The risk of acquiring HIV when exposed to the virus is three times higher with HSV-2 infection, even in the absence of HSV-2 symptoms. Tiny ulcerations in the skin caused by HSV-2 provide an entry point for HIV. An estimated 16% of people—or about 1 in 6—between the ages of 14-49 are infected with HSV-2 in the U.S., making primary prevention of HSV-2 an important strategy to reduce increased risk of HIV associated with HSV-2.
Jeanne Marrazzo, MD, PhD, Professor in the Division of Allergy and Infectious Diseases in the Department of Medicine at the University of Washington, presented new data analyses from the Vaginal and Oral Interventions to Control the Epidemic (VOICE) study at the HIV Research for Prevention conference held in October in Cape Town, South Africa.
In the study, 1,004 women across Uganda, South Africa, and Zimbabwe were instructed to apply the vaginal gel containing tenofovir (1%) on a daily basis to prevent HIV. Tenofovir is one component of the combination pill Truvada, used in HIV pre-exposure prophylaxis (PrEP). Because adherence to prevention regimens affects outcomes, the researchers in this study measured tenofovir levels in biologic samples (blood samples and vaginal swabs) to know for sure which women were actually using the medication. They then compared the incidence rate of new HSV-2 infections between women with evidence of tenofovir in their system and women without tenofovir in their system.
Researchers measured levels of tenofovir in the blood after three months and from a vaginal swab after six months. At the beginning of the study, 56% of the original sample (a total of 532 women) were susceptible to HSV-2 infection (i.e., were HSV-2 negative).
After three months, there were a total of 92 new HSV-2 infections. Fifteen new infections were in women who had a detectable level of tenofovir in their blood, while 77 were among women who were not using the tenofovir gel.
A difference in HSV-2 risk between women using and not using the medication was evident. Only about a quarter of women with access to the tenofovir gel had detectable tenofovir levels after three months. Women with detectable tenofovir in their blood after three months were about half as likely to acquire HSV-2 over time.
Marrazzo noted that her team controlled for a number of factors that could be associated with adherence, but that the relationship was still evident even after adjusting for things like age, marital status, having more than two partners, anal sex, HIV status, and hormonal contraceptive use. This finding points to the robustness of the study’s findings.

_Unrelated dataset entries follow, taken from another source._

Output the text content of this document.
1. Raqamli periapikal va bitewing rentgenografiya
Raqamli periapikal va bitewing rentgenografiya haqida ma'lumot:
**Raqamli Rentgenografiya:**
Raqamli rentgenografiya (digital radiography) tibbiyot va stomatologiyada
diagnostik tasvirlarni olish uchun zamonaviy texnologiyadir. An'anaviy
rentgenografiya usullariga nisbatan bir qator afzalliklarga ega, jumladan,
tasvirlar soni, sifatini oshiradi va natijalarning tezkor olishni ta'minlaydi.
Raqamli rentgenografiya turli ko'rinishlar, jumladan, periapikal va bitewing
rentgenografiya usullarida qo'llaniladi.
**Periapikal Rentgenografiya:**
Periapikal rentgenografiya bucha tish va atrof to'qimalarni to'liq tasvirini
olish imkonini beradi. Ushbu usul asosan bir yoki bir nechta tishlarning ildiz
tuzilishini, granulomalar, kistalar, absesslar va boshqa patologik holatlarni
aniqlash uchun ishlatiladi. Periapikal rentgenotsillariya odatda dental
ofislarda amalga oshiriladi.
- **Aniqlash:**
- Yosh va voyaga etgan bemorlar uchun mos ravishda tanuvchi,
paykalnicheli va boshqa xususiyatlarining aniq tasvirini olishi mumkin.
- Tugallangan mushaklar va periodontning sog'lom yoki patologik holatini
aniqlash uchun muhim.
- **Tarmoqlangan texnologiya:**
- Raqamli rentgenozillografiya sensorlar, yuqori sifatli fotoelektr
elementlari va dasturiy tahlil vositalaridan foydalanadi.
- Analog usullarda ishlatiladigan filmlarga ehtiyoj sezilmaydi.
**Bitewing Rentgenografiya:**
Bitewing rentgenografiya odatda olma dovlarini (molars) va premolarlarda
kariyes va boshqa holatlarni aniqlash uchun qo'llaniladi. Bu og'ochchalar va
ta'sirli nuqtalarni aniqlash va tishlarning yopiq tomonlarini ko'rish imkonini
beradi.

At the six month time point, Marrazzo’s team found a similar trend using vaginal swab samples to measure medication use. Close to 50% of the women with access to the tenofovir gel had detectable tenofovir levels.
Among the 89 new HSV-2 infections, 32 came from women with detectable tenofovir levels and 57 came from women without detectable tenofovir levels. Although there was a higher incidence rate of tenofovir-users compared to non-users (19.7 versus 14.1) this difference didn’t reach statistical significance.
This is not the first evidence that a vaginal tenofovir gel can prevent HSV-2 infection. The landmark CAPRISA 004 study, which paved the way for HIV prevention microbicide research and development, found that vaginal application of a tenofovir gel before and after sex reduced risk of HSV-2 infection by 51%. The number of women included in CAPRISA 004 study was relatively small, however, and the variation in documented effectiveness was large.
The VOICE HSV-2 data analysis is still ongoing, and the researchers are in the process of preparing scientific journal articles documenting their findings for publication in 2015. Thus, final conclusions from this part of the study are still pending, notes Zvavahera Chirennje, MD, Professor in the Department of Obstetrics and Gynecology at the College of Health Sciences at the University of Zimbabwe, lead researcher for VOICE.